Microsoft introduced the chatbot in February 2023 under the name "Bing Chat", as a built-in feature for Microsoft Bing and Microsoft Edge, and throughout 2023, at the Build 2023 conference, Microsoft announced its plans to integrate Copilot into Windows 11, allowing users to access it directly from the taskbar, and in January 2024, a dedicated Copilot key for Windows keyboards was announced.
In 2019, Microsoft entered into a partnership with OpenAI and began investing billions of dollars in the organization. OpenAI's systems ran on Microsoft's Azure-based supercomputing platform, and in September 2020, Microsoft announced that it had licensed "GPT-3" from OpenAI exclusively from the base model.
On January 23, 2023, Microsoft announced a multi-year $10 billion investment in OpenAI, after OpenAI launched ChatGPT, an AI chatbot based on GPT-3.5, which gained global attention after its release, and Google followed suit in February by announcing Bard (now Gemini), a chatbot similar to ChatGPT and Copilot, fearing that they would threaten Google's position as a source of information.

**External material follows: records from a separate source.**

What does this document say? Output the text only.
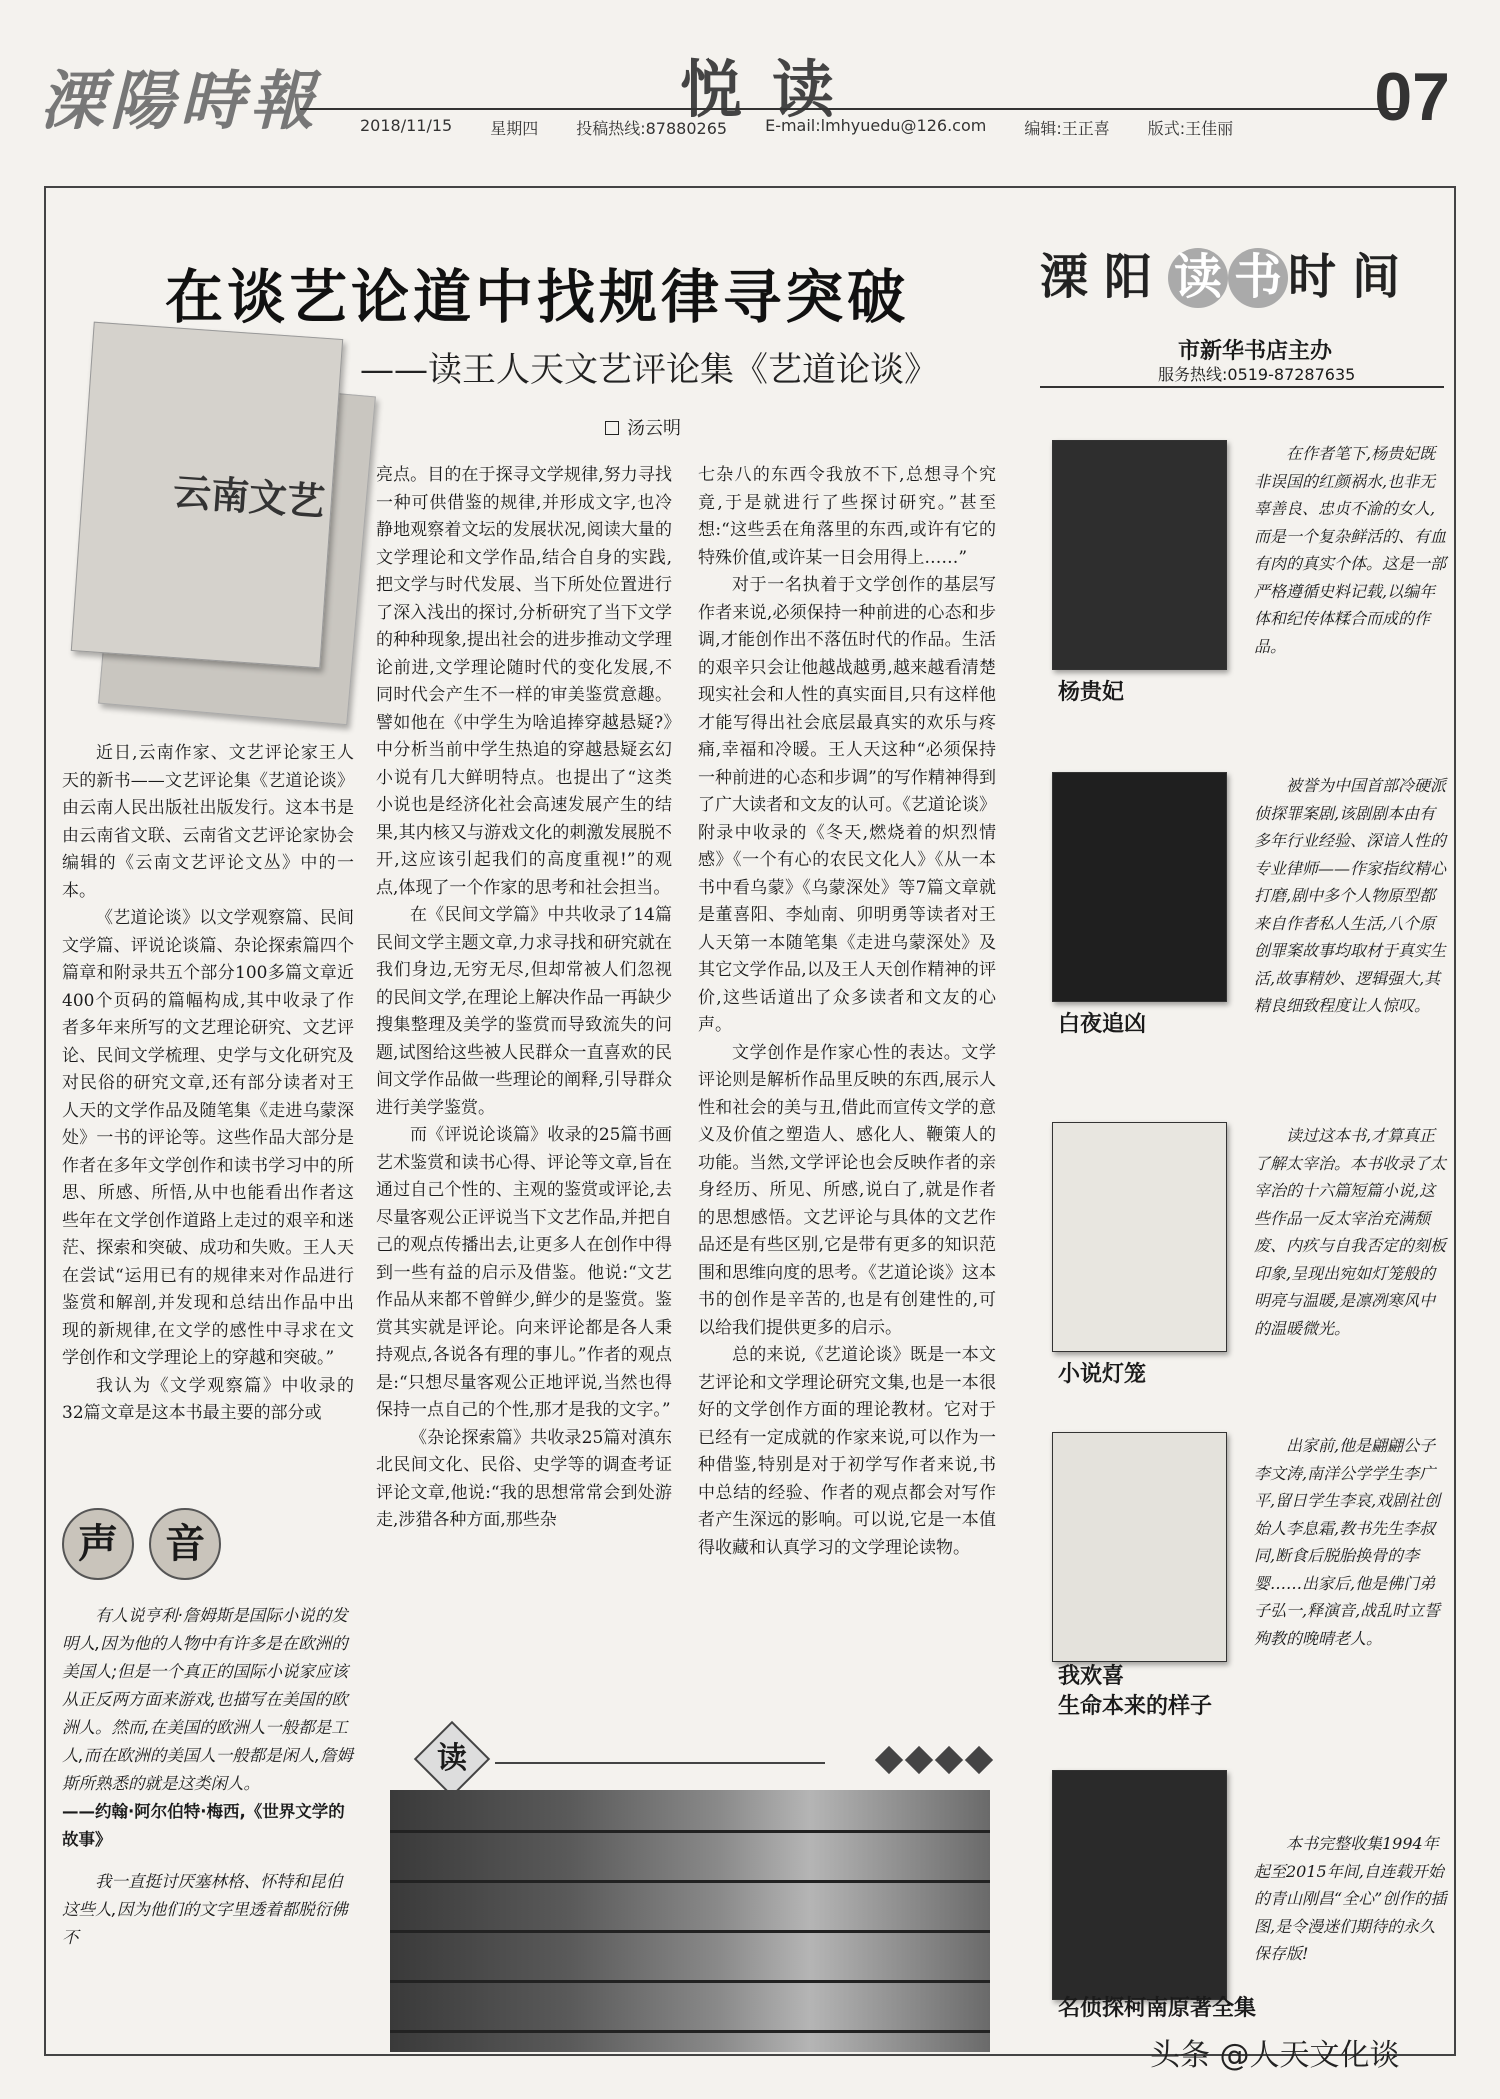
溧陽時報	悦读	07
2018/11/15 星期四 投稿热线:87880265 E-mail:lmhyuedu@126.com 编辑:王正喜 版式:王佳丽
在谈艺论道中找规律寻突破
——读王人天文艺评论集《艺道论谈》
汤云明
云南文艺

近日,云南作家、文艺评论家王人天的新书——文艺评论集《艺道论谈》由云南人民出版社出版发行。这本书是由云南省文联、云南省文艺评论家协会编辑的《云南文艺评论文丛》中的一本。

《艺道论谈》以文学观察篇、民间文学篇、评说论谈篇、杂论探索篇四个篇章和附录共五个部分100多篇文章近400个页码的篇幅构成,其中收录了作者多年来所写的文艺理论研究、文艺评论、民间文学梳理、史学与文化研究及对民俗的研究文章,还有部分读者对王人天的文学作品及随笔集《走进乌蒙深处》一书的评论等。这些作品大部分是作者在多年文学创作和读书学习中的所思、所感、所悟,从中也能看出作者这些年在文学创作道路上走过的艰辛和迷茫、探索和突破、成功和失败。王人天在尝试“运用已有的规律来对作品进行鉴赏和解剖,并发现和总结出作品中出现的新规律,在文学的感性中寻求在文学创作和文学理论上的穿越和突破。”

我认为《文学观察篇》中收录的32篇文章是这本书最主要的部分或

亮点。目的在于探寻文学规律,努力寻找一种可供借鉴的规律,并形成文字,也冷静地观察着文坛的发展状况,阅读大量的文学理论和文学作品,结合自身的实践,把文学与时代发展、当下所处位置进行了深入浅出的探讨,分析研究了当下文学的种种现象,提出社会的进步推动文学理论前进,文学理论随时代的变化发展,不同时代会产生不一样的审美鉴赏意趣。譬如他在《中学生为啥追捧穿越悬疑?》中分析当前中学生热追的穿越悬疑玄幻小说有几大鲜明特点。也提出了“这类小说也是经济化社会高速发展产生的结果,其内核又与游戏文化的刺激发展脱不开,这应该引起我们的高度重视!”的观点,体现了一个作家的思考和社会担当。

在《民间文学篇》中共收录了14篇民间文学主题文章,力求寻找和研究就在我们身边,无穷无尽,但却常被人们忽视的民间文学,在理论上解决作品一再缺少搜集整理及美学的鉴赏而导致流失的问题,试图给这些被人民群众一直喜欢的民间文学作品做一些理论的阐释,引导群众进行美学鉴赏。

而《评说论谈篇》收录的25篇书画艺术鉴赏和读书心得、评论等文章,旨在通过自己个性的、主观的鉴赏或评论,去尽量客观公正评说当下文艺作品,并把自己的观点传播出去,让更多人在创作中得到一些有益的启示及借鉴。他说:“文艺作品从来都不曾鲜少,鲜少的是鉴赏。鉴赏其实就是评论。向来评论都是各人秉持观点,各说各有理的事儿。”作者的观点是:“只想尽量客观公正地评说,当然也得保持一点自己的个性,那才是我的文字。”

《杂论探索篇》共收录25篇对滇东北民间文化、民俗、史学等的调查考证评论文章,他说:“我的思想常常会到处游走,涉猎各种方面,那些杂

七杂八的东西令我放不下,总想寻个究竟,于是就进行了些探讨研究。”甚至想:“这些丢在角落里的东西,或许有它的特殊价值,或许某一日会用得上……”

对于一名执着于文学创作的基层写作者来说,必须保持一种前进的心态和步调,才能创作出不落伍时代的作品。生活的艰辛只会让他越战越勇,越来越看清楚现实社会和人性的真实面目,只有这样他才能写得出社会底层最真实的欢乐与疼痛,幸福和冷暖。王人天这种“必须保持一种前进的心态和步调”的写作精神得到了广大读者和文友的认可。《艺道论谈》附录中收录的《冬天,燃烧着的炽烈情感》《一个有心的农民文化人》《从一本书中看乌蒙》《乌蒙深处》等7篇文章就是董喜阳、李灿南、卯明勇等读者对王人天第一本随笔集《走进乌蒙深处》及其它文学作品,以及王人天创作精神的评价,这些话道出了众多读者和文友的心声。

文学创作是作家心性的表达。文学评论则是解析作品里反映的东西,展示人性和社会的美与丑,借此而宣传文学的意义及价值之塑造人、感化人、鞭策人的功能。当然,文学评论也会反映作者的亲身经历、所见、所感,说白了,就是作者的思想感悟。文艺评论与具体的文艺作品还是有些区别,它是带有更多的知识范围和思维向度的思考。《艺道论谈》这本书的创作是辛苦的,也是有创建性的,可以给我们提供更多的启示。

总的来说,《艺道论谈》既是一本文艺评论和文学理论研究文集,也是一本很好的文学创作方面的理论教材。它对于已经有一定成就的作家来说,可以作为一种借鉴,特别是对于初学写作者来说,书中总结的经验、作者的观点都会对写作者产生深远的影响。可以说,它是一本值得收藏和认真学习的文学理论读物。

声 音

有人说亨利·詹姆斯是国际小说的发明人,因为他的人物中有许多是在欧洲的美国人;但是一个真正的国际小说家应该从正反两方面来游戏,也描写在美国的欧洲人。然而,在美国的欧洲人一般都是工人,而在欧洲的美国人一般都是闲人,詹姆斯所熟悉的就是这类闲人。

——约翰·阿尔伯特·梅西,《世界文学的故事》

我一直挺讨厌塞林格、怀特和昆伯这些人,因为他们的文字里透着都脱衍佛不

读
溧阳 读 书 时间
市新华书店主办
服务热线:0519-87287635
杨贵妃
在作者笔下,杨贵妃既非误国的红颜祸水,也非无辜善良、忠贞不渝的女人,而是一个复杂鲜活的、有血有肉的真实个体。这是一部严格遵循史料记载,以编年体和纪传体糅合而成的作品。
白夜追凶
被誉为中国首部冷硬派侦探罪案剧,该剧剧本由有多年行业经验、深谙人性的专业律师——作家指纹精心打磨,剧中多个人物原型都来自作者私人生活,八个原创罪案故事均取材于真实生活,故事精妙、逻辑强大,其精良细致程度让人惊叹。
小说灯笼
读过这本书,才算真正了解太宰治。本书收录了太宰治的十六篇短篇小说,这些作品一反太宰治充满颓废、内疚与自我否定的刻板印象,呈现出宛如灯笼般的明亮与温暖,是凛冽寒风中的温暖微光。
我欢喜
生命本来的样子
出家前,他是翩翩公子李文涛,南洋公学学生李广平,留日学生李哀,戏剧社创始人李息霜,教书先生李叔同,断食后脱胎换骨的李婴……出家后,他是佛门弟子弘一,释演音,战乱时立誓殉教的晚晴老人。
名侦探柯南原著全集
本书完整收集1994年起至2015年间,自连载开始的青山刚昌“全心”创作的插图,是令漫迷们期待的永久保存版!
头条 @人天文化谈
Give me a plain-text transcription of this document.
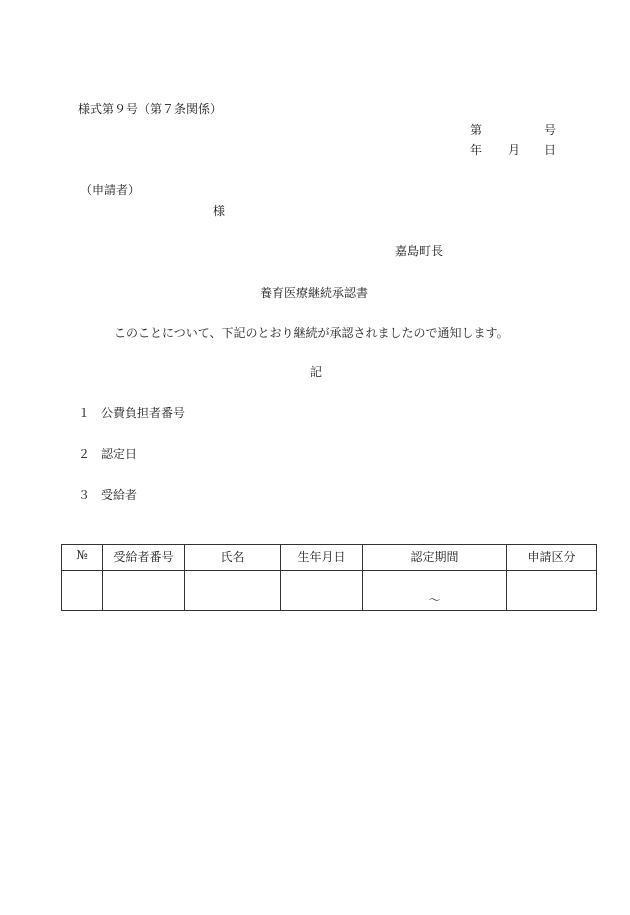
様式第９号（第７条関係）
第	号
年 月 日
（申請者）
様
嘉島町長
養育医療継続承認書
このことについて、下記のとおり継続が承認されましたので通知します。
記
１ 公費負担者番号
２ 認定日
３ 受給者
№	受給者番号	氏名	生年月日	認定期間	申請区分
				～	
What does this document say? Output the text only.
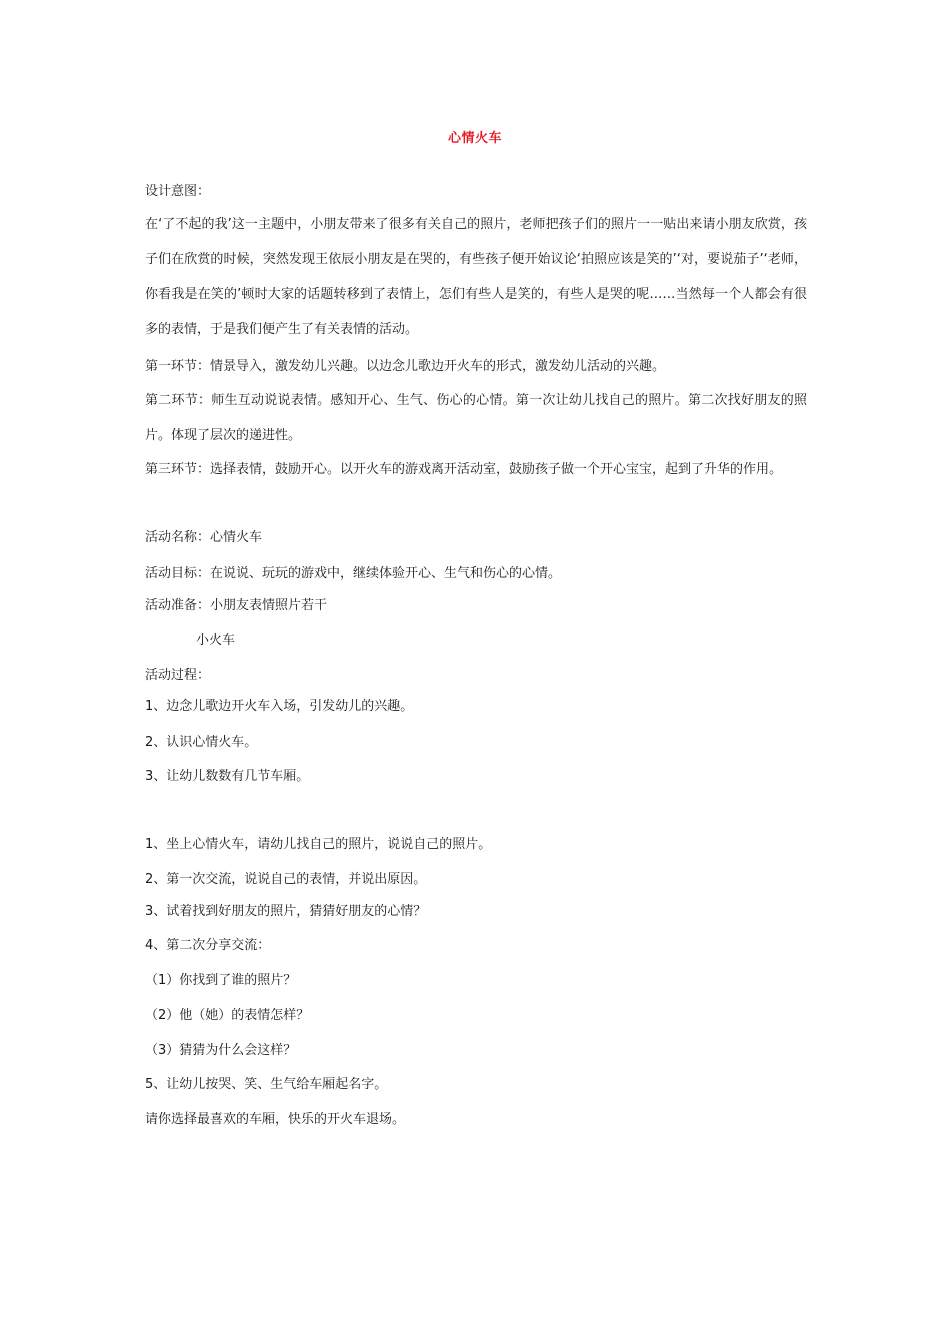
心情火车
设计意图：
在‘了不起的我’这一主题中，小朋友带来了很多有关自己的照片，老师把孩子们的照片一一贴出来请小朋友欣赏，孩子们在欣赏的时候，突然发现王依辰小朋友是在哭的，有些孩子便开始议论‘拍照应该是笑的’‘对，要说茄子’‘老师，你看我是在笑的’顿时大家的话题转移到了表情上，怎们有些人是笑的，有些人是哭的呢……当然每一个人都会有很多的表情，于是我们便产生了有关表情的活动。
第一环节：情景导入，激发幼儿兴趣。以边念儿歌边开火车的形式，激发幼儿活动的兴趣。
第二环节：师生互动说说表情。感知开心、生气、伤心的心情。第一次让幼儿找自己的照片。第二次找好朋友的照片。体现了层次的递进性。
第三环节：选择表情，鼓励开心。以开火车的游戏离开活动室，鼓励孩子做一个开心宝宝，起到了升华的作用。
活动名称：心情火车
活动目标：在说说、玩玩的游戏中，继续体验开心、生气和伤心的心情。
活动准备：小朋友表情照片若干
小火车
活动过程：
1、边念儿歌边开火车入场，引发幼儿的兴趣。
2、认识心情火车。
3、让幼儿数数有几节车厢。
1、坐上心情火车，请幼儿找自己的照片，说说自己的照片。
2、第一次交流，说说自己的表情，并说出原因。
3、试着找到好朋友的照片，猜猜好朋友的心情？
4、第二次分享交流：
（1）你找到了谁的照片？
（2）他（她）的表情怎样？
（3）猜猜为什么会这样？
5、让幼儿按哭、笑、生气给车厢起名字。
请你选择最喜欢的车厢，快乐的开火车退场。
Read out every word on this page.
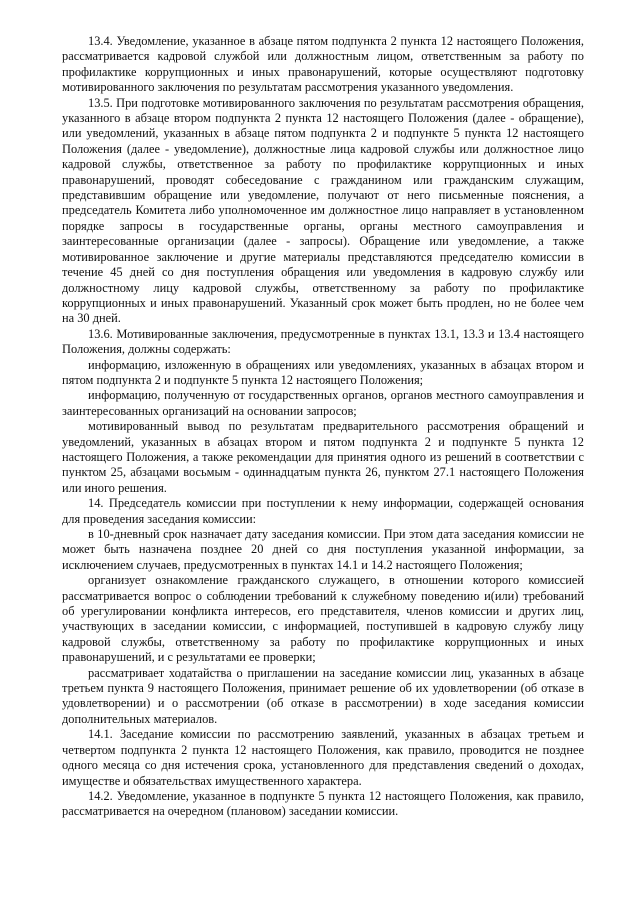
13.4. Уведомление, указанное в абзаце пятом подпункта 2 пункта 12 настоящего Положения, рассматривается кадровой службой или должностным лицом, ответственным за работу по профилактике коррупционных и иных правонарушений, которые осуществляют подготовку мотивированного заключения по результатам рассмотрения указанного уведомления.

13.5. При подготовке мотивированного заключения по результатам рассмотрения обращения, указанного в абзаце втором подпункта 2 пункта 12 настоящего Положения (далее - обращение), или уведомлений, указанных в абзаце пятом подпункта 2 и подпункте 5 пункта 12 настоящего Положения (далее - уведомление), должностные лица кадровой службы или должностное лицо кадровой службы, ответственное за работу по профилактике коррупционных и иных правонарушений, проводят собеседование с гражданином или гражданским служащим, представившим обращение или уведомление, получают от него письменные пояснения, а председатель Комитета либо уполномоченное им должностное лицо направляет в установленном порядке запросы в государственные органы, органы местного самоуправления и заинтересованные организации (далее - запросы). Обращение или уведомление, а также мотивированное заключение и другие материалы представляются председателю комиссии в течение 45 дней со дня поступления обращения или уведомления в кадровую службу или должностному лицу кадровой службы, ответственному за работу по профилактике коррупционных и иных правонарушений. Указанный срок может быть продлен, но не более чем на 30 дней.

13.6. Мотивированные заключения, предусмотренные в пунктах 13.1, 13.3 и 13.4 настоящего Положения, должны содержать:

информацию, изложенную в обращениях или уведомлениях, указанных в абзацах втором и пятом подпункта 2 и подпункте 5 пункта 12 настоящего Положения;

информацию, полученную от государственных органов, органов местного самоуправления и заинтересованных организаций на основании запросов;

мотивированный вывод по результатам предварительного рассмотрения обращений и уведомлений, указанных в абзацах втором и пятом подпункта 2 и подпункте 5 пункта 12 настоящего Положения, а также рекомендации для принятия одного из решений в соответствии с пунктом 25, абзацами восьмым - одиннадцатым пункта 26, пунктом 27.1 настоящего Положения или иного решения.

14. Председатель комиссии при поступлении к нему информации, содержащей основания для проведения заседания комиссии:

в 10-дневный срок назначает дату заседания комиссии. При этом дата заседания комиссии не может быть назначена позднее 20 дней со дня поступления указанной информации, за исключением случаев, предусмотренных в пунктах 14.1 и 14.2 настоящего Положения;

организует ознакомление гражданского служащего, в отношении которого комиссией рассматривается вопрос о соблюдении требований к служебному поведению и(или) требований об урегулировании конфликта интересов, его представителя, членов комиссии и других лиц, участвующих в заседании комиссии, с информацией, поступившей в кадровую службу лицу кадровой службы, ответственному за работу по профилактике коррупционных и иных правонарушений, и с результатами ее проверки;

рассматривает ходатайства о приглашении на заседание комиссии лиц, указанных в абзаце третьем пункта 9 настоящего Положения, принимает решение об их удовлетворении (об отказе в удовлетворении) и о рассмотрении (об отказе в рассмотрении) в ходе заседания комиссии дополнительных материалов.

14.1. Заседание комиссии по рассмотрению заявлений, указанных в абзацах третьем и четвертом подпункта 2 пункта 12 настоящего Положения, как правило, проводится не позднее одного месяца со дня истечения срока, установленного для представления сведений о доходах, имуществе и обязательствах имущественного характера.

14.2. Уведомление, указанное в подпункте 5 пункта 12 настоящего Положения, как правило, рассматривается на очередном (плановом) заседании комиссии.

Copilot uses Microsoft's Prometheus model, built on OpenAI's GPT-4 large language model, which has been fine-tuned using supervised and reinforcement learning techniques. Copilot's conversational interface style is similar to ChatGPT's, and the chatbot can cite sources, create poems, generate songs, and use multiple languages and dialects.
Microsoft Copilot also operates on a freemium model, whereby free users can access most of the features, while priority access to newer features, including the creation of a custom chatbot, is provided to paid subscribers under the paid subscription service “Microsoft Copilot Pro.”